Stephen Smith Leads Discussion on Nazi Propaganda

Wed, 03/09/2016 - 5:00pm

A painting of a handsome square-jawed man wearing an army uniform looks ahead into the future, a flag waving behind him. It’s an image that evokes strong emotions, which is exactly what it was supposed to do: The flag is emblazoned with a swastika and it was designed by the Nazis rally support among the German people to its cause.

The image and others like it were the topic of a “Casden Conversation” at USC on Feb. 6, sponsored by the Casden Institute for the Study of the Jewish Role in American Life and featuring a discussion between USC Shoah Foundation’s Executive Director Stephen Smith and Steven Luckert, curator of the United States Holocaust Memorial Museum’s special exhibit “State of Deception: The Power of Nazi Propaganda.”

The exhibit is currently on display at the downtown Los Angeles Public Library.

Overseen by Joseph Goebbels, propaganda was an integral part of Hitler’s rise to power and then a way to make the Holocaust seem more palatable to the German people.

Or as one survivor explained in a short film shown at the start of the presentation: “The Holocaust did not start with murder. The Holocaust started with propaganda.”

Smith started the conversation by getting right to the heart of the matter: What, exactly is propaganda?

“When I hear the word ‘propaganda,’ I automatically assume it has a negative connotation,” Smith said. “Is the word getting a bad rap when it’s always associated with negative, totalitarian regimes and hateful organizations?”

Luckert explained that the term originally had to do with the propagation of plants and animals, but then later spread to mean the spreading of religious doctrine. It wasn’t until World War I that it became associated with negative manipulation.

“We wanted people to think about what is propaganda and how does it function,” he said. “We define propaganda as the biased information designed to shape public opinion and behavior. It can be true, partially true or blatantly false, and plays on emotions.”

But propaganda doesn’t work in a vacuum. The deception requires someone to accept it as true.

“Not only is it the conscious effort on the part of the Nazi party to manipulate audiences,” Luckert said. “The audience can deceive itself by buying into the deception. If an audience doesn’t buy into it, it doesn’t work.”

In the years leading up to Hitler’s rise to power, the Nazis wanted to win public support, so they used propaganda to convey a sense of strength and unity. One early image Luckert showed contained only a close-up of Hitler’s frowning face staring directly back at the viewer. Hitler, a failed artist, was obsessed with propaganda.

“He saw the power of image, of symbols, of visual information,” Luckert said.

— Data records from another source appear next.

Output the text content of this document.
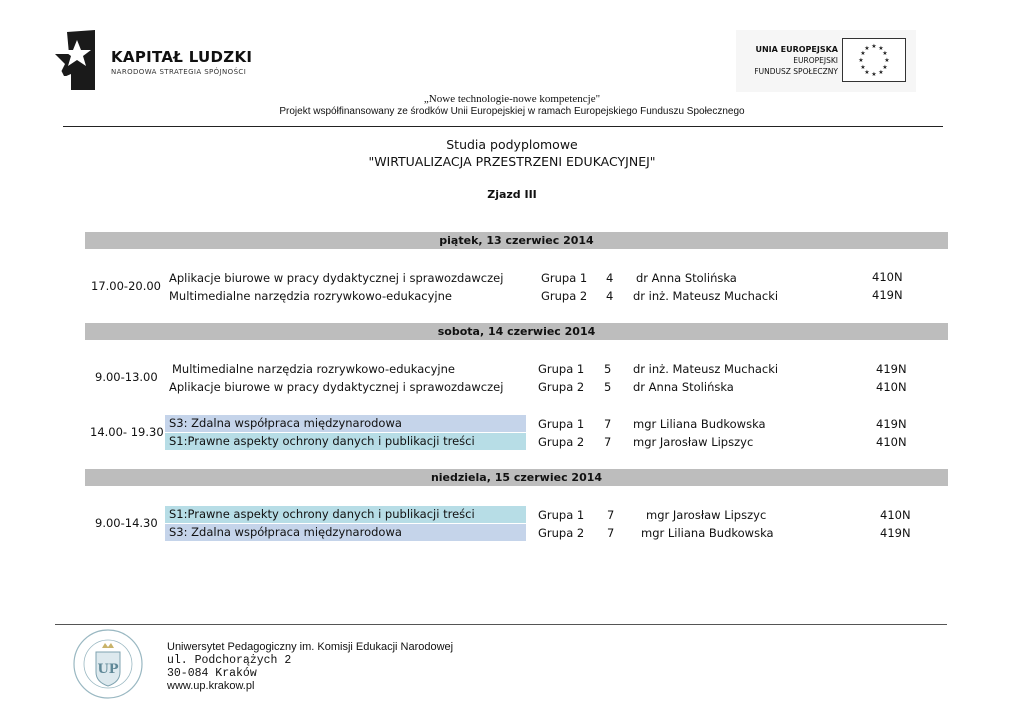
KAPITAŁ LUDZKI
NARODOWA STRATEGIA SPÓJNOŚCI
UNIA EUROPEJSKA
EUROPEJSKI
FUNDUSZ SPOŁECZNY
★ ★
★
★
★
★
★
★
★
★
★
★
„Nowe technologie-nowe kompetencje"
Projekt współfinansowany ze środków Unii Europejskiej w ramach Europejskiego Funduszu Społecznego
Studia podyplomowe
"WIRTUALIZACJA PRZESTRZENI EDUKACYJNEJ"
Zjazd III
piątek, 13 czerwiec 2014
17.00-20.00
Aplikacje biurowe w pracy dydaktycznej i sprawozdawczej	Grupa 1 4 dr Anna Stolińska	410N
Multimedialne narzędzia rozrywkowo-edukacyjne	Grupa 2 4 dr inż. Mateusz Muchacki	419N
sobota, 14 czerwiec 2014
9.00-13.00
Multimedialne narzędzia rozrywkowo-edukacyjne	Grupa 1 5 dr inż. Mateusz Muchacki	419N
Aplikacje biurowe w pracy dydaktycznej i sprawozdawczej	Grupa 2 5 dr Anna Stolińska	410N
14.00- 19.30
S3: Zdalna współpraca międzynarodowa	Grupa 1 7 mgr Liliana Budkowska	419N
S1:Prawne aspekty ochrony danych i publikacji treści	Grupa 2 7 mgr Jarosław Lipszyc	410N
niedziela, 15 czerwiec 2014
9.00-14.30
S1:Prawne aspekty ochrony danych i publikacji treści	Grupa 1 7	mgr Jarosław Lipszyc	410N
S3: Zdalna współpraca międzynarodowa	Grupa 2 7 mgr Liliana Budkowska	419N
UP
Uniwersytet Pedagogiczny im. Komisji Edukacji Narodowej
ul. Podchorążych 2
30-084 Kraków
www.up.krakow.pl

Whether by artwork, films or the fairly new medium of radio, the Nazis were masters of stoking emotions. Luckert said they even used television, then in its infancy, to further its ends.

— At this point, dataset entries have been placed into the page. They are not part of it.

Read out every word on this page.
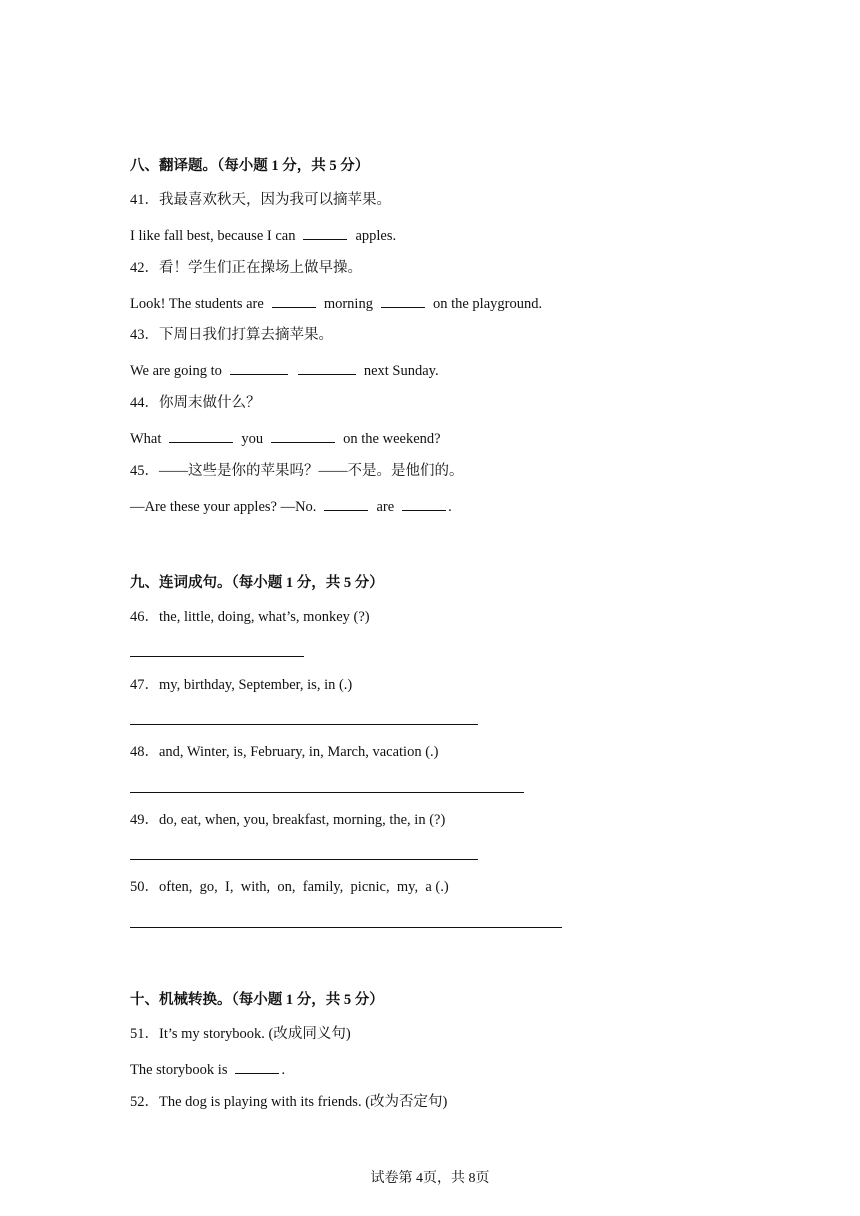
八、翻译题。（每小题 1 分，共 5 分）
41．我最喜欢秋天，因为我可以摘苹果。
I like fall best, because I can	apples.
42．看！学生们正在操场上做早操。
Look! The students are	morning	on the playground.
43．下周日我们打算去摘苹果。
We are going to	next Sunday.
44．你周末做什么？
What	you	on the weekend?
45．——这些是你的苹果吗？——不是。是他们的。
—Are these your apples? —No.	are	.
九、连词成句。（每小题 1 分，共 5 分）
46．the, little, doing, what’s, monkey (?)
47．my, birthday, September, is, in (.)
48．and, Winter, is, February, in, March, vacation (.)
49．do, eat, when, you, breakfast, morning, the, in (?)
50．often,  go,  I,  with,  on,  family,  picnic,  my,  a (.)
十、机械转换。（每小题 1 分，共 5 分）
51．It’s my storybook. (改成同义句)
The storybook is	.
52．The dog is playing with its friends. (改为否定句)
试卷第 4页，共 8页
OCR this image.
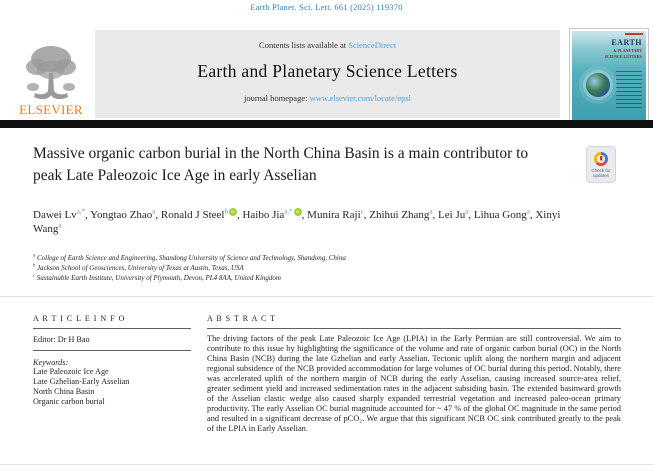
Earth Planet. Sci. Lett. 661 (2025) 119370
ELSEVIER
Contents lists available at ScienceDirect
Earth and Planetary Science Letters
journal homepage: www.elsevier.com/locate/epsl
EARTH
& PLANETARY
SCIENCE LETTERS
Massive organic carbon burial in the North China Basin is a main contributor to peak Late Paleozoic Ice Age in early Asselian	Check for
updates
Dawei $Lv^{a,*}$, Yongtao Zhao$^a$, Ronald J Steel$^b$ iD , Haibo Jia$^{a,*}$ iD , Munira Raji$^c$, Zhihui Zhang$^a$, Lei Ju$^a$, Lihua Gong$^a$, Xinyi Wang$^a$
$^a$ College of Earth Science and Engineering, Shandong University of Science and Technology, Shandong, China
$^b$ Jackson School of Geosciences, University of Texas at Austin, Texas, USA
$^c$ Sustainable Earth Institute, University of Plymouth, Devon, PL4 8AA, United Kingdom
A R T I C L E I N F O
Editor: Dr H Bao
Keywords:
Late Paleozoic Ice Age
Late Gzhelian-Early Asselian
North China Basin
Organic carbon burial
A B S T R A C T

The driving factors of the peak Late Paleozoic Ice Age (LPIA) in the Early Permian are still controversial. We aim to contribute to this issue by highlighting the significance of the volume and rate of organic carbon burial (OC) in the North China Basin (NCB) during the late Gzhelian and early Asselian. Tectonic uplift along the northern margin and adjacent regional subsidence of the NCB provided accommodation for large volumes of OC burial during this period. Notably, there was accelerated uplift of the northern margin of NCB during the early Asselian, causing increased source-area relief, greater sediment yield and increased sedimentation rates in the adjacent subsiding basin. The extended basinward growth of the Asselian clastic wedge also caused sharply expanded terrestrial vegetation and increased paleo-ocean primary productivity. The early Asselian OC burial magnitude accounted for ~ 47 % of the global OC magnitude in the same period and resulted in a significant decrease of pCO₂. We argue that this significant NCB OC sink contributed greatly to the peak of the LPIA in Early Asselian.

Another painting shows Hitler standing in front of group of people. Light seems to shine from his face into the crowd. Using a less-than-subtle religious reference, he titled the painting “In the Beginning Was the Word.” This painting was considered so potent that the U.S. Army never returned it to Germany after the war.

Overt anti-Semitism was largely missing from early Nazi propaganda. Their focus was gaining power, not the Final Solution. But that changes as Hitler consolidated his power. Cartoons of shifty looking men with large noses begin to appear. Others warned Germans not to trust the Jews, who cared only about money.

Masters of niche marketing, Nazis targeted specific groups of people with their propaganda.

“This is a party that has no record of supporting women’s rights, has no women in its parliamentary delegation, yet it’s successful in winning over a large number of women,” he said. “It astounded people.”

The propaganda campaign was so successful that the Nazis were able to convince an entire nation to follow their path to destruction.

“Even for people who saw in Nazi ideology something they found offensive, whether anti-Semitism or militarization, they would overlook that in favor of something very vague,” he said. “The Nazis used amorphous but very appealing slogans – “work,” “bread,” “freedom,” those are appealing to everybody.”